Reading Historical Texts Carefully
Objections like these are interesting because on the surface they sound
plausible. However, many times we bring our own assumptions into such a reading
without realizing it. I think this is what has happened here.
First,
it's important to realize that the source of this exchange is Matthew's Gospel.
Matthew is the most Jewish of the four gospel accounts and his account of the
time of Jesus's crucifixion (Matt. 27:45) reflect the Jewish rather than Roman
accounting of time. It is well known that for Jews a new day begins at sundown.

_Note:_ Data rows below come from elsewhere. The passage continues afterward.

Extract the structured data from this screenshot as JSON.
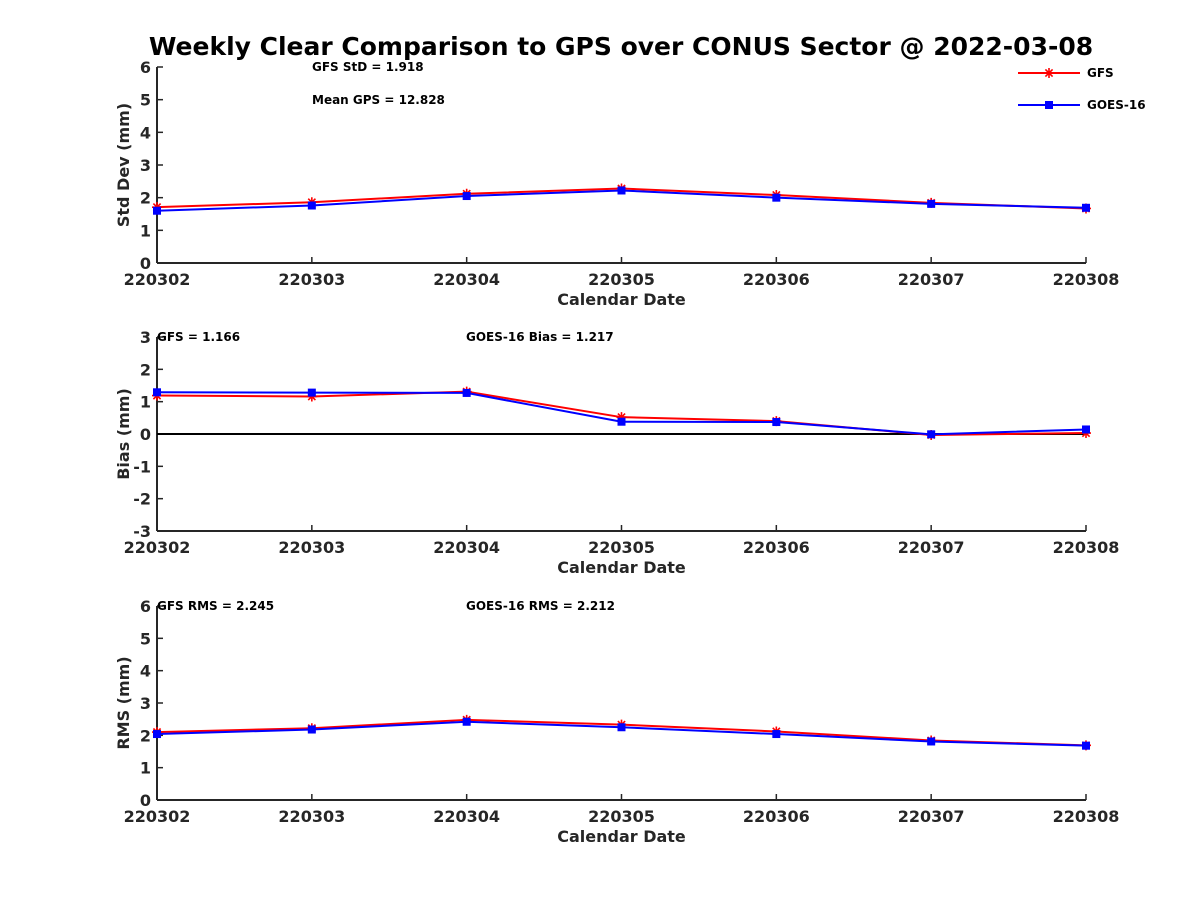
{
  "title": "Weekly Clear Comparison to GPS over CONUS Sector @ 2022-03-08",
  "legend": [
    {
      "name": "GFS",
      "color": "#ff0000",
      "marker": "asterisk"
    },
    {
      "name": "GOES-16",
      "color": "#0000ff",
      "marker": "square"
    }
  ],
  "chart_data": [
    {
      "type": "line",
      "id": "std",
      "categories": [
        "220302",
        "220303",
        "220304",
        "220305",
        "220306",
        "220307",
        "220308"
      ],
      "xlabel": "Calendar Date",
      "ylabel": "Std Dev (mm)",
      "ylim": [
        0,
        6
      ],
      "yticks": [
        "0",
        "1",
        "2",
        "3",
        "4",
        "5",
        "6"
      ],
      "zero_line": false,
      "series": [
        {
          "name": "GFS",
          "color": "#ff0000",
          "marker": "asterisk",
          "values": [
            1.71,
            1.86,
            2.12,
            2.28,
            2.08,
            1.84,
            1.67
          ]
        },
        {
          "name": "GOES-16",
          "color": "#0000ff",
          "marker": "square",
          "values": [
            1.6,
            1.76,
            2.05,
            2.22,
            2.0,
            1.81,
            1.69
          ]
        }
      ],
      "annotations": [
        {
          "text": "GFS StD = 1.918",
          "row": 0,
          "col": 0
        },
        {
          "text": "Mean GPS = 12.828",
          "row": 1,
          "col": 0
        }
      ]
    },
    {
      "type": "line",
      "id": "bias",
      "categories": [
        "220302",
        "220303",
        "220304",
        "220305",
        "220306",
        "220307",
        "220308"
      ],
      "xlabel": "Calendar Date",
      "ylabel": "Bias (mm)",
      "ylim": [
        -3,
        3
      ],
      "yticks": [
        "-3",
        "-2",
        "-1",
        "0",
        "1",
        "2",
        "3"
      ],
      "zero_line": true,
      "series": [
        {
          "name": "GFS",
          "color": "#ff0000",
          "marker": "asterisk",
          "values": [
            1.19,
            1.16,
            1.31,
            0.52,
            0.4,
            -0.03,
            0.03
          ]
        },
        {
          "name": "GOES-16",
          "color": "#0000ff",
          "marker": "square",
          "values": [
            1.29,
            1.28,
            1.27,
            0.38,
            0.37,
            -0.01,
            0.14
          ]
        }
      ],
      "annotations": [
        {
          "text": "GFS = 1.166",
          "row": 0,
          "col": 0
        },
        {
          "text": "GOES-16 Bias  = 1.217",
          "row": 0,
          "col": 1
        }
      ]
    },
    {
      "type": "line",
      "id": "rms",
      "categories": [
        "220302",
        "220303",
        "220304",
        "220305",
        "220306",
        "220307",
        "220308"
      ],
      "xlabel": "Calendar Date",
      "ylabel": "RMS (mm)",
      "ylim": [
        0,
        6
      ],
      "yticks": [
        "0",
        "1",
        "2",
        "3",
        "4",
        "5",
        "6"
      ],
      "zero_line": false,
      "series": [
        {
          "name": "GFS",
          "color": "#ff0000",
          "marker": "asterisk",
          "values": [
            2.1,
            2.22,
            2.48,
            2.33,
            2.12,
            1.84,
            1.69
          ]
        },
        {
          "name": "GOES-16",
          "color": "#0000ff",
          "marker": "square",
          "values": [
            2.04,
            2.18,
            2.42,
            2.25,
            2.04,
            1.81,
            1.68
          ]
        }
      ],
      "annotations": [
        {
          "text": "GFS RMS = 2.245",
          "row": 0,
          "col": 0
        },
        {
          "text": "GOES-16 RMS = 2.212",
          "row": 0,
          "col": 1
        }
      ]
    }
  ]
}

This means the term "the next day" doesn't imply a minimum of twelve to
twenty-four hours later. In fact, we know that Jesus was buried very close to
sundown because the women didn't have enough time to properly prepare his body,
which is why they were going back to the tomb on Sunday morning. It's also why
Pilate had the legs of the others condemned broken; it would speed their death
so they could also be dealt with before the onset of the Sabbath.
Secondly,
we know that the Jewish leadership was familiar with Jesus's claim to resurrect
in three days, and were so deeply concerned about some manipulation to that end
that they approached Pilate on the Sabbath to ask for a guard. Pilate allows
them to use their own temple guards to secure the tomb.
1
But this would happen rather quickly. The crucifixion is a public event and we
know the priests were watching Jesus die. Since Jesus's prediction of
resurrection came well before his crucifixion, it must've been on their minds.

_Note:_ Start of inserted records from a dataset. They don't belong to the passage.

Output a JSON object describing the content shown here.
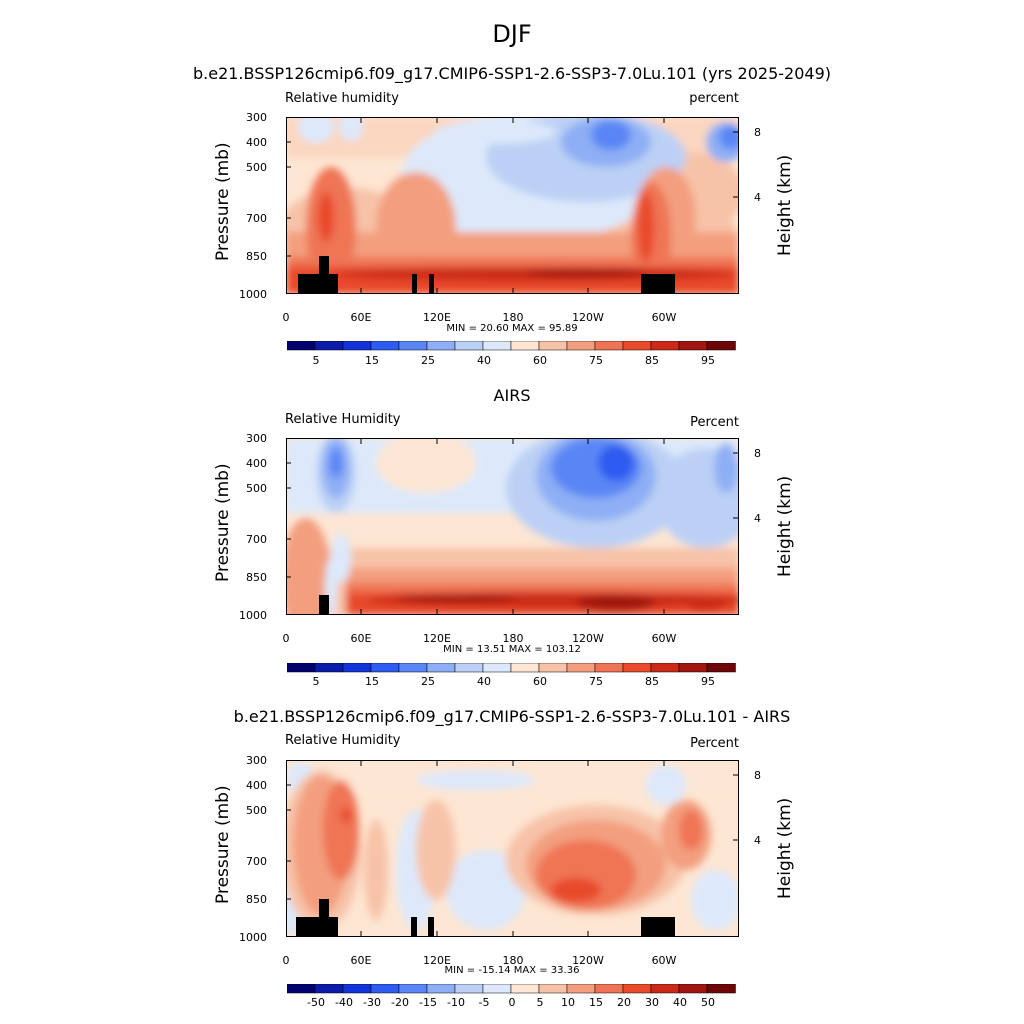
{
  "title": "DJF",
  "colors": {
    "rh_scale": [
      "#03036f",
      "#0a1ca9",
      "#1333d8",
      "#2f5cf0",
      "#5a86f5",
      "#8eaff5",
      "#bcd0f5",
      "#dde9fb",
      "#fde6d3",
      "#f7c3a8",
      "#f39f7f",
      "#ef7455",
      "#e84a2b",
      "#cb2a18",
      "#a01610",
      "#6d0606"
    ],
    "diff_scale": [
      "#03036f",
      "#0a1ca9",
      "#1333d8",
      "#2f5cf0",
      "#5a86f5",
      "#8eaff5",
      "#bcd0f5",
      "#dde9fb",
      "#fde6d3",
      "#f7c3a8",
      "#f39f7f",
      "#ef7455",
      "#e84a2b",
      "#cb2a18",
      "#a01610",
      "#6d0606"
    ],
    "topography": "#000000"
  },
  "panels": [
    {
      "title": "b.e21.BSSP126cmip6.f09_g17.CMIP6-SSP1-2.6-SSP3-7.0Lu.101 (yrs 2025-2049)",
      "left_string": "Relative humidity",
      "right_string": "percent",
      "stats": "MIN = 20.60  MAX = 95.89"
    },
    {
      "title": "AIRS",
      "left_string": "Relative Humidity",
      "right_string": "Percent",
      "stats": "MIN = 13.51  MAX = 103.12"
    },
    {
      "title": "b.e21.BSSP126cmip6.f09_g17.CMIP6-SSP1-2.6-SSP3-7.0Lu.101 - AIRS",
      "left_string": "Relative Humidity",
      "right_string": "Percent",
      "stats": "MIN = -15.14  MAX = 33.36"
    }
  ],
  "chart_data": [
    {
      "type": "heatmap",
      "title": "b.e21.BSSP126cmip6.f09_g17.CMIP6-SSP1-2.6-SSP3-7.0Lu.101 (yrs 2025-2049)",
      "ylabel": "Pressure (mb)",
      "ylabel_right": "Height (km)",
      "x_ticks": [
        "0",
        "60E",
        "120E",
        "180",
        "120W",
        "60W"
      ],
      "y_ticks": [
        "300",
        "400",
        "500",
        "700",
        "850",
        "1000"
      ],
      "y_right_ticks": [
        "8",
        "4"
      ],
      "xlim": [
        0,
        360
      ],
      "ylim": [
        1000,
        300
      ],
      "colorbar_labels": [
        "5",
        "15",
        "25",
        "40",
        "60",
        "75",
        "85",
        "95"
      ],
      "min": 20.6,
      "max": 95.89
    },
    {
      "type": "heatmap",
      "title": "AIRS",
      "ylabel": "Pressure (mb)",
      "ylabel_right": "Height (km)",
      "x_ticks": [
        "0",
        "60E",
        "120E",
        "180",
        "120W",
        "60W"
      ],
      "y_ticks": [
        "300",
        "400",
        "500",
        "700",
        "850",
        "1000"
      ],
      "y_right_ticks": [
        "8",
        "4"
      ],
      "xlim": [
        0,
        360
      ],
      "ylim": [
        1000,
        300
      ],
      "colorbar_labels": [
        "5",
        "15",
        "25",
        "40",
        "60",
        "75",
        "85",
        "95"
      ],
      "min": 13.51,
      "max": 103.12
    },
    {
      "type": "heatmap",
      "title": "b.e21.BSSP126cmip6.f09_g17.CMIP6-SSP1-2.6-SSP3-7.0Lu.101 - AIRS",
      "ylabel": "Pressure (mb)",
      "ylabel_right": "Height (km)",
      "x_ticks": [
        "0",
        "60E",
        "120E",
        "180",
        "120W",
        "60W"
      ],
      "y_ticks": [
        "300",
        "400",
        "500",
        "700",
        "850",
        "1000"
      ],
      "y_right_ticks": [
        "8",
        "4"
      ],
      "xlim": [
        0,
        360
      ],
      "ylim": [
        1000,
        300
      ],
      "colorbar_labels": [
        "-50",
        "-40",
        "-30",
        "-20",
        "-15",
        "-10",
        "-5",
        "0",
        "5",
        "10",
        "15",
        "20",
        "30",
        "40",
        "50"
      ],
      "min": -15.14,
      "max": 33.36
    }
  ]
}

Why would they have waited until the next morning or afternoon? Haste is
necessary to effectively stop any tomb raiding by disciples.
Wouldn't the Guards Have Checked?
Thirdly, we have to think about the charge given to the guard. Are they to
simply guard the tomb from that point forward no matter in what condition it
currently is found? The guards are dispatched with this very crucial task that
is of such concern that it unites the chief priests and the Pharisees in a
common goal. They get to the tomb and they must see it in one of two conditions.

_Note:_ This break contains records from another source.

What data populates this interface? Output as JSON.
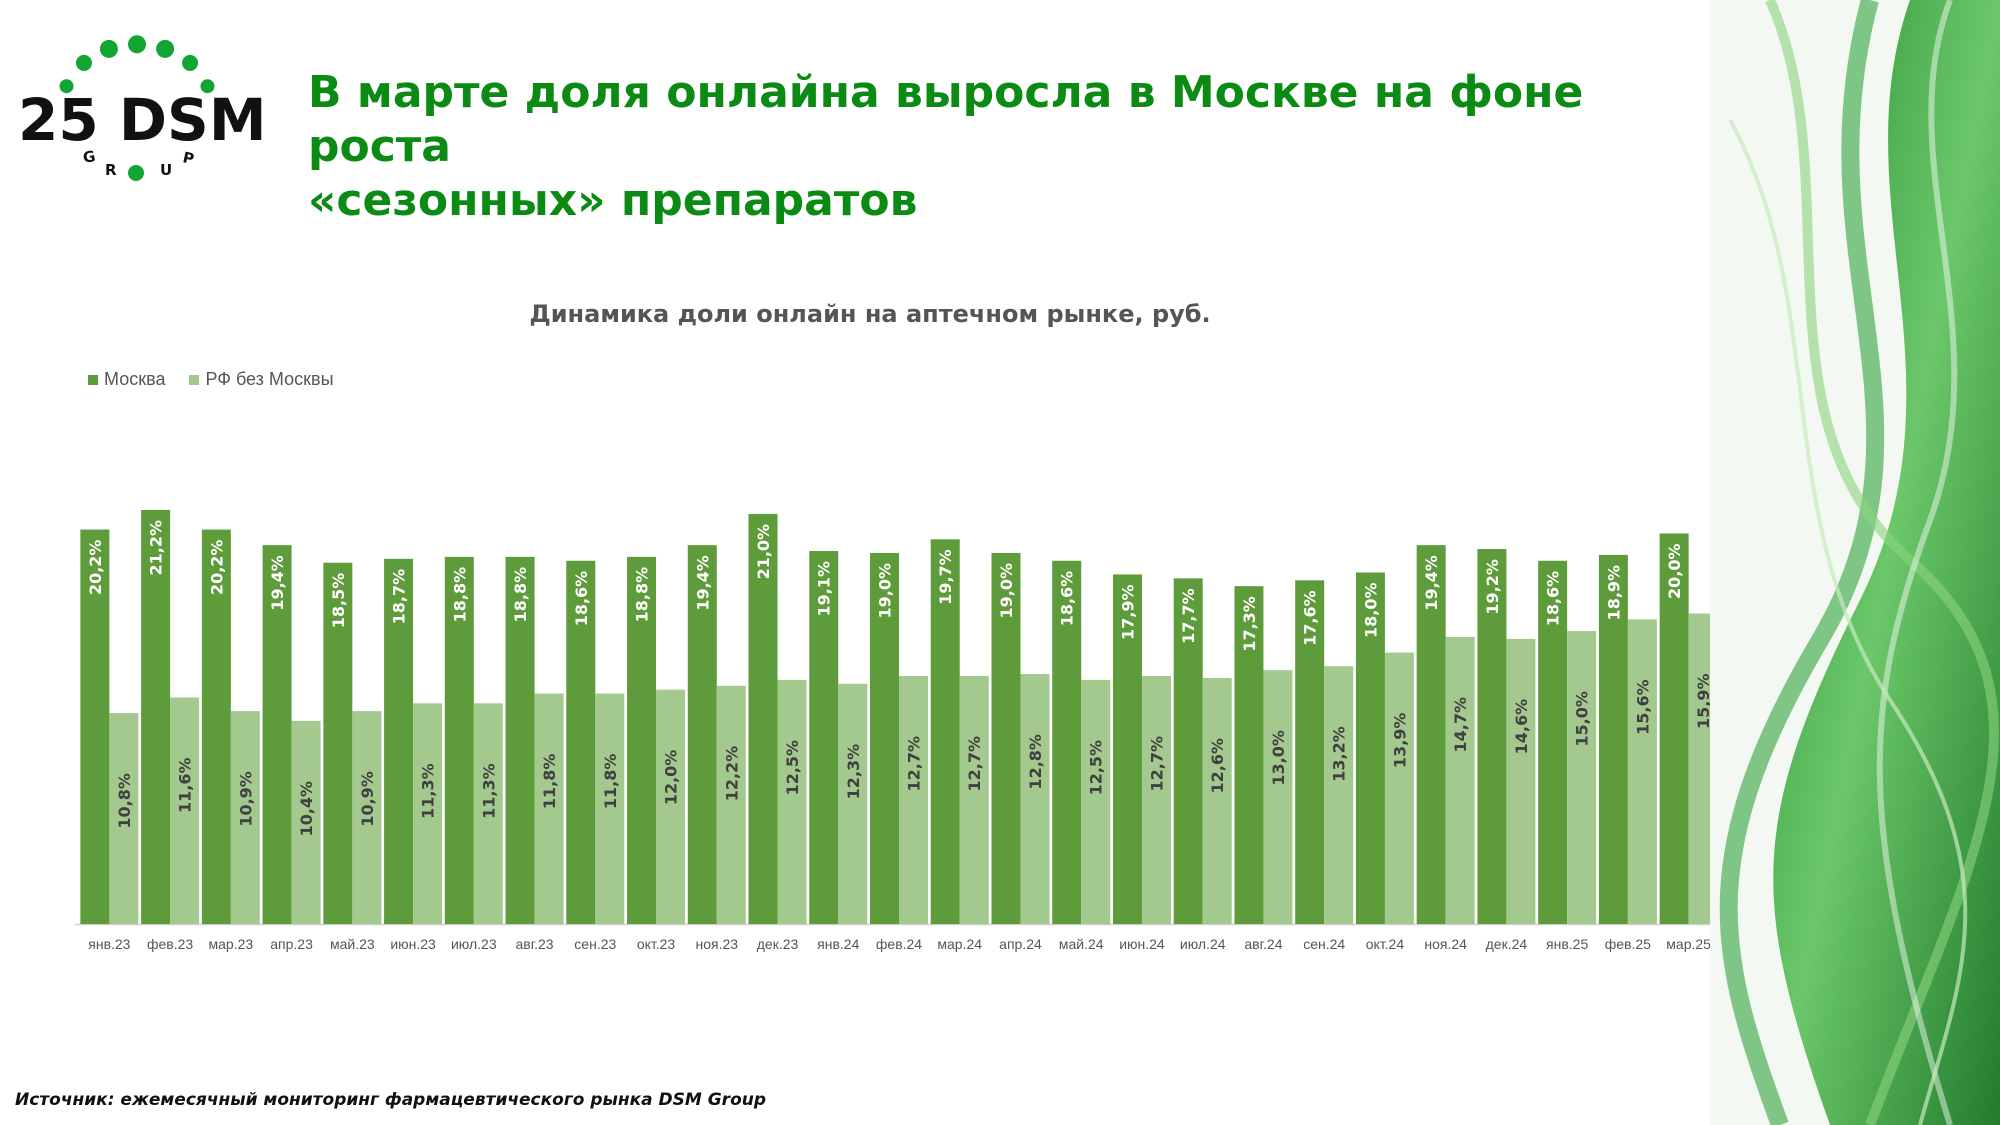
{
  "header": {
    "logo_text": "25 DSM",
    "logo_subtext": "GROUP",
    "title_line1": "В марте доля онлайна выросла в Москве на фоне роста",
    "title_line2": "«сезонных» препаратов"
  },
  "colors": {
    "title": "#0b8a14",
    "moscow": "#5e9b3a",
    "rf": "#a4c98e",
    "logo_dots": "#12a534"
  },
  "chart_data": {
    "type": "bar",
    "title": "Динамика доли онлайн на аптечном рынке, руб.",
    "legend": [
      "Москва",
      "РФ без Москвы"
    ],
    "legend_position": "top-left",
    "categories": [
      "янв.23",
      "фев.23",
      "мар.23",
      "апр.23",
      "май.23",
      "июн.23",
      "июл.23",
      "авг.23",
      "сен.23",
      "окт.23",
      "ноя.23",
      "дек.23",
      "янв.24",
      "фев.24",
      "мар.24",
      "апр.24",
      "май.24",
      "июн.24",
      "июл.24",
      "авг.24",
      "сен.24",
      "окт.24",
      "ноя.24",
      "дек.24",
      "янв.25",
      "фев.25",
      "мар.25"
    ],
    "series": [
      {
        "name": "Москва",
        "values": [
          20.2,
          21.2,
          20.2,
          19.4,
          18.5,
          18.7,
          18.8,
          18.8,
          18.6,
          18.8,
          19.4,
          21.0,
          19.1,
          19.0,
          19.7,
          19.0,
          18.6,
          17.9,
          17.7,
          17.3,
          17.6,
          18.0,
          19.4,
          19.2,
          18.6,
          18.9,
          20.0
        ],
        "labels": [
          "20,2%",
          "21,2%",
          "20,2%",
          "19,4%",
          "18,5%",
          "18,7%",
          "18,8%",
          "18,8%",
          "18,6%",
          "18,8%",
          "19,4%",
          "21,0%",
          "19,1%",
          "19,0%",
          "19,7%",
          "19,0%",
          "18,6%",
          "17,9%",
          "17,7%",
          "17,3%",
          "17,6%",
          "18,0%",
          "19,4%",
          "19,2%",
          "18,6%",
          "18,9%",
          "20,0%"
        ]
      },
      {
        "name": "РФ без Москвы",
        "values": [
          10.8,
          11.6,
          10.9,
          10.4,
          10.9,
          11.3,
          11.3,
          11.8,
          11.8,
          12.0,
          12.2,
          12.5,
          12.3,
          12.7,
          12.7,
          12.8,
          12.5,
          12.7,
          12.6,
          13.0,
          13.2,
          13.9,
          14.7,
          14.6,
          15.0,
          15.6,
          15.9
        ],
        "labels": [
          "10,8%",
          "11,6%",
          "10,9%",
          "10,4%",
          "10,9%",
          "11,3%",
          "11,3%",
          "11,8%",
          "11,8%",
          "12,0%",
          "12,2%",
          "12,5%",
          "12,3%",
          "12,7%",
          "12,7%",
          "12,8%",
          "12,5%",
          "12,7%",
          "12,6%",
          "13,0%",
          "13,2%",
          "13,9%",
          "14,7%",
          "14,6%",
          "15,0%",
          "15,6%",
          "15,9%"
        ]
      }
    ],
    "ylim": [
      0,
      21.2
    ],
    "xlabel": "",
    "ylabel": "",
    "grid": false
  },
  "footer": {
    "source": "Источник: ежемесячный мониторинг фармацевтического рынка DSM Group"
  }
}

Either the stone has been sealed over the tomb or the tomb is open. If the stone
has been placed over the tomb, then they guard that configuration. But, we read
later that the women (who were concerned about moving the stone) found it rolled
away on Sunday morning. Who did that? Why would the guard even allow that to
happen?
The second choice is the stone wasn't sealed but the guards sealed
it there. Two questions now surface, did the guards bother to look inside the
open tomb to make sure that the body was still in there? If the challenge is to
keep people for stealing the body, don't you check to make sure the body is
still there? If you don't and seal the tomb anyway, the question still remains
why did the guards allow someone else to come up and open the tomb at all? Isn't
your assignment to not let that happen?
No matter what amount of time
transpired between Jesus's death and the guards arriving at the tomb, the
question of who moved the stone becomes the undoing of the "disciples stole the
body" claim. As Craig Keener notes, "Those who have ever had their beliefs or
deep hopes shattered will recognize that Jesus' death should have disillusioned
the disciples too much for them to fake a resurrection (which would also be
inconsistent if they expected one.) Though the corpse remaining in the tomb
would have easily publicly refuted the resurrection claim, had the authorities
been able to produce it, an empty tomb in itself would not be self-explanatory."
2
IN other words, only in the context of the resurrection does the empty tomb have
evidentiary power. Yet, the fact that the tomb was empty is proven by the story,
as N.T. Wright notes "The point is that this sort of story could only have any
point at all in a community where the empty tomb was an absolute and
unquestionable datum."
3
Lastly, the stolen body
cannot explain the conversion of Saul of Tarsus, who believed the chief priests
and sought to exterminate what he considered a blasphemous threat to his
beliefs.
So the "hole" in the resurrection story turns out to be evidence
for the resurrection itself. Without an open tomb, one cannot claim an empty
tomb. But since the tomb as found empty, which is common knowledge as N.T.
Wright notes, then it lends credence to the resurrection account.